L’Afrique connaît une augmentation rapide du virus Mpox avec près de 4 000 cas signalés la semaine dernière, a déclaré l’organisme de santé publique du continent, OMS/Afrique, réitérant un appel pour des vaccins tant attendus dont l’arrivée cette semaine dans le pays le plus touché, la RDC, a été retardée.
Quatre-vingt-un décès dus au Mpox ont onnus une augmentation en Afrique la semaine passée, portant le nombre total des cas et des décès à 22 863 et 622 respectivement, a déclaré le Dr Jean Kaseya, directeur des Centres africains de contrôle et de prévention des maladies, lors d’un briefing en ligne.
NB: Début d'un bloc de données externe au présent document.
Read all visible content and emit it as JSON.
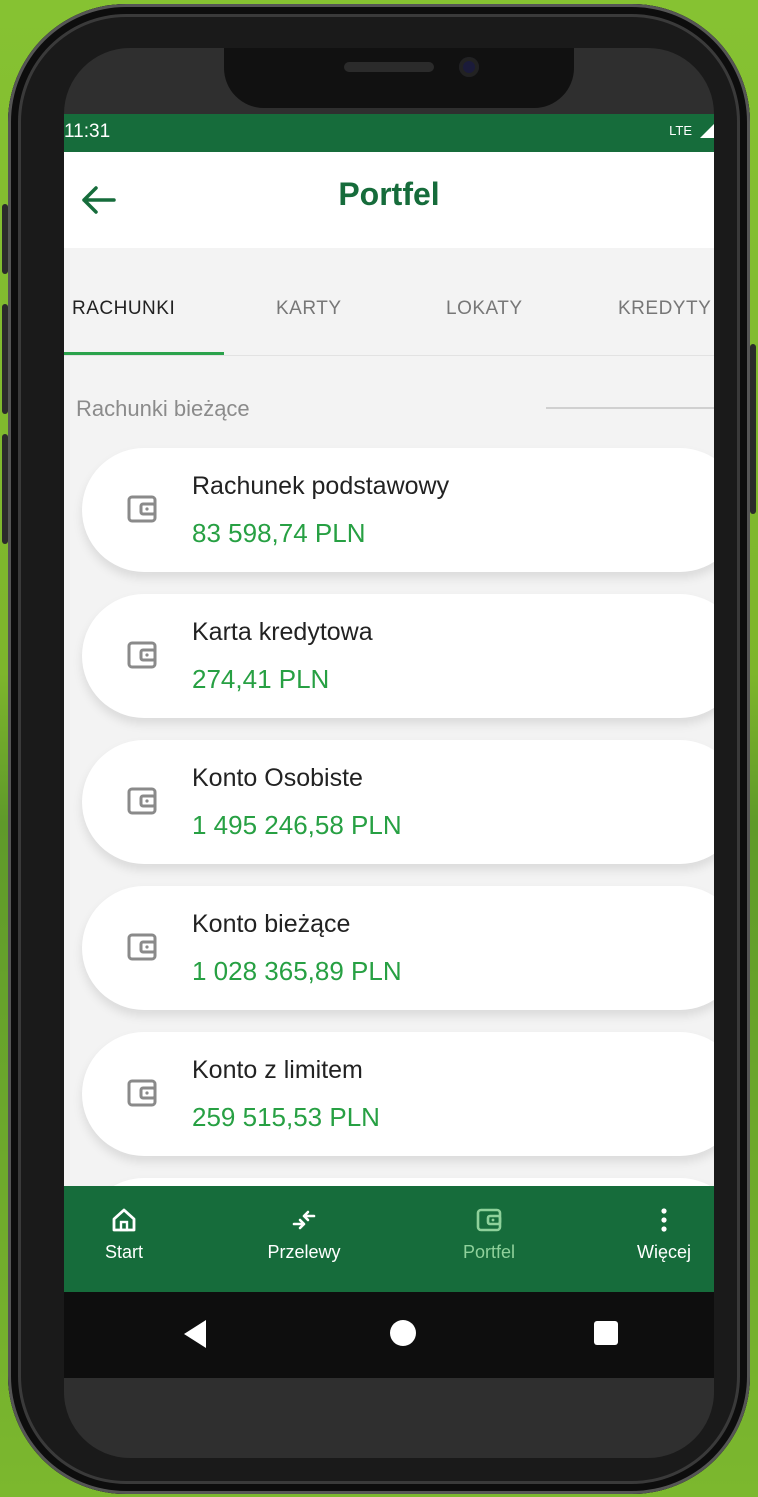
{
  "status_bar": {
    "time": "11:31",
    "network": "LTE"
  },
  "header": {
    "title": "Portfel",
    "back_icon": "arrow-left-icon"
  },
  "tabs": [
    {
      "label": "RACHUNKI",
      "active": true
    },
    {
      "label": "KARTY",
      "active": false
    },
    {
      "label": "LOKATY",
      "active": false
    },
    {
      "label": "KREDYTY",
      "active": false
    }
  ],
  "section": {
    "title": "Rachunki bieżące"
  },
  "accounts": [
    {
      "name": "Rachunek podstawowy",
      "amount": "83 598,74 PLN",
      "icon": "wallet-icon"
    },
    {
      "name": "Karta kredytowa",
      "amount": "274,41 PLN",
      "icon": "wallet-icon"
    },
    {
      "name": "Konto Osobiste",
      "amount": "1 495 246,58 PLN",
      "icon": "wallet-icon"
    },
    {
      "name": "Konto bieżące",
      "amount": "1 028 365,89 PLN",
      "icon": "wallet-icon"
    },
    {
      "name": "Konto z limitem",
      "amount": "259 515,53 PLN",
      "icon": "wallet-icon"
    }
  ],
  "bottom_nav": [
    {
      "label": "Start",
      "icon": "home-icon"
    },
    {
      "label": "Przelewy",
      "icon": "transfer-arrows-icon"
    },
    {
      "label": "Portfel",
      "icon": "wallet-icon",
      "active": true
    },
    {
      "label": "Więcej",
      "icon": "more-vertical-icon"
    }
  ],
  "colors": {
    "brand_green": "#166c3b",
    "amount_green": "#27a043",
    "active_tab_underline": "#2aa24b"
  }
}
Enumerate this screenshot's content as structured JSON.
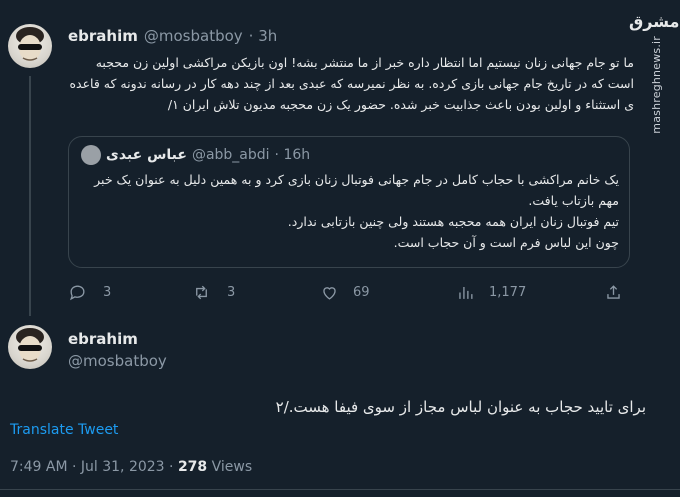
{
  "tweet1": {
    "name": "ebrahim",
    "handle": "@mosbatboy",
    "time": "· 3h",
    "text": "ما تو جام جهانی زنان نیستیم اما انتظار داره خبر از ما منتشر بشه! اون بازیکن مراکشی اولین زن محجبه است که در تاریخ جام جهانی بازی کرده. به نظر نمیرسه که عبدی بعد از چند دهه کار در رسانه ندونه که قاعده ی استثناء و اولین بودن باعث جذابیت خبر شده. حضور یک زن محجبه مدیون تلاش ایران ۱/",
    "quote": {
      "name": "عباس عبدی",
      "handle": "@abb_abdi",
      "time": "· 16h",
      "line1": "یک خانم مراکشی با حجاب کامل در جام جهانی فوتبال زنان بازی کرد و به همین دلیل به عنوان یک خبر مهم بازتاب یافت.",
      "line2": "تیم فوتبال زنان ایران همه محجبه هستند ولی چنین بازتابی ندارد.",
      "line3": "چون این لباس فرم است و آن حجاب است."
    },
    "actions": {
      "replies": "3",
      "retweets": "3",
      "likes": "69",
      "views": "1,177"
    }
  },
  "tweet2": {
    "name": "ebrahim",
    "handle": "@mosbatboy",
    "text": "برای تایید حجاب به عنوان لباس مجاز از سوی فیفا هست./۲",
    "translate_label": "Translate Tweet",
    "timestamp": "7:49 AM · Jul 31, 2023 · ",
    "views_count": "278",
    "views_label": " Views"
  },
  "watermark": {
    "logo": "مشرق",
    "site": "mashreghnews.ir"
  },
  "icons": [
    "avatar",
    "reply-icon",
    "retweet-icon",
    "like-icon",
    "views-icon",
    "share-icon"
  ]
}
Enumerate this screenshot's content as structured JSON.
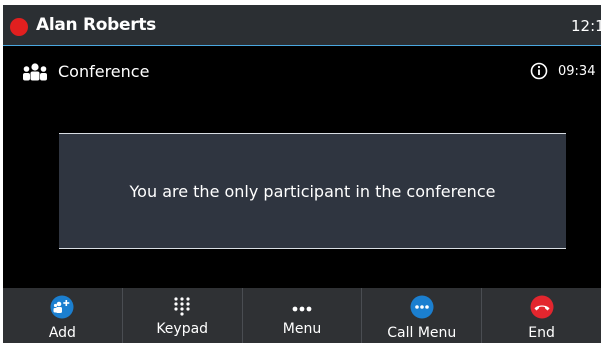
{
  "status_bar": {
    "user_name": "Alan Roberts",
    "clock": "12:1",
    "presence_color": "#e11f1f"
  },
  "conference": {
    "title": "Conference",
    "timer": "09:34",
    "icon": "conference-people-icon",
    "info_icon": "info-icon"
  },
  "message": "You are the only participant in the conference",
  "softkeys": [
    {
      "label": "Add",
      "icon": "add-participant-icon"
    },
    {
      "label": "Keypad",
      "icon": "keypad-icon"
    },
    {
      "label": "Menu",
      "icon": "more-dots-icon"
    },
    {
      "label": "Call Menu",
      "icon": "call-menu-icon"
    },
    {
      "label": "End",
      "icon": "end-call-icon"
    }
  ],
  "colors": {
    "accent_blue": "#1b7fd0",
    "end_red": "#e3262e",
    "status_line": "#4aa7df"
  }
}
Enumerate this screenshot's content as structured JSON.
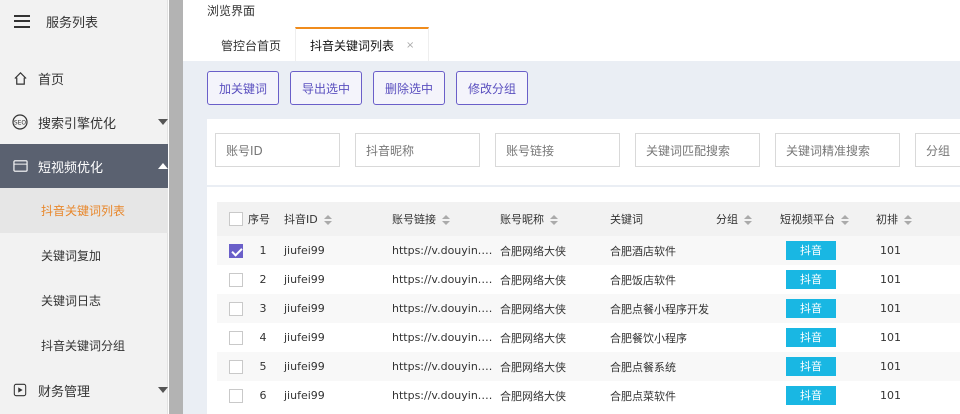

Environ 380 000 doses de vaccins Mpox ont été promises par des partenaires occidentaux tels que l’Union européenne et les États-Unis. Cela représente moins de 15 % des doses que les autorités ont déclarées nécessaires pour mettre fin aux épidémies de Mpox en RDC, considérée comme l’épicentre de l’urgence sanitaire mondiale.
Signalons que, le premier lot de doses de vaccins promis pour soutenir les nouvelles épidémies en RDC arrivera le 1er septembre prochain après des retards causés par des problèmes de documentation et d’autorisation d’urgence, a déclaré le Dr Kaseya.
« Il s’agit maintenant d’attendre que le gouvernement américain transfère ces vaccins ».
La RDC a également demandé au Japon au moins 2 millions de doses de vaccins particulièrement efficaces pour protéger les enfants, a-t-il déclaré, les négociations étant « assez avancées ».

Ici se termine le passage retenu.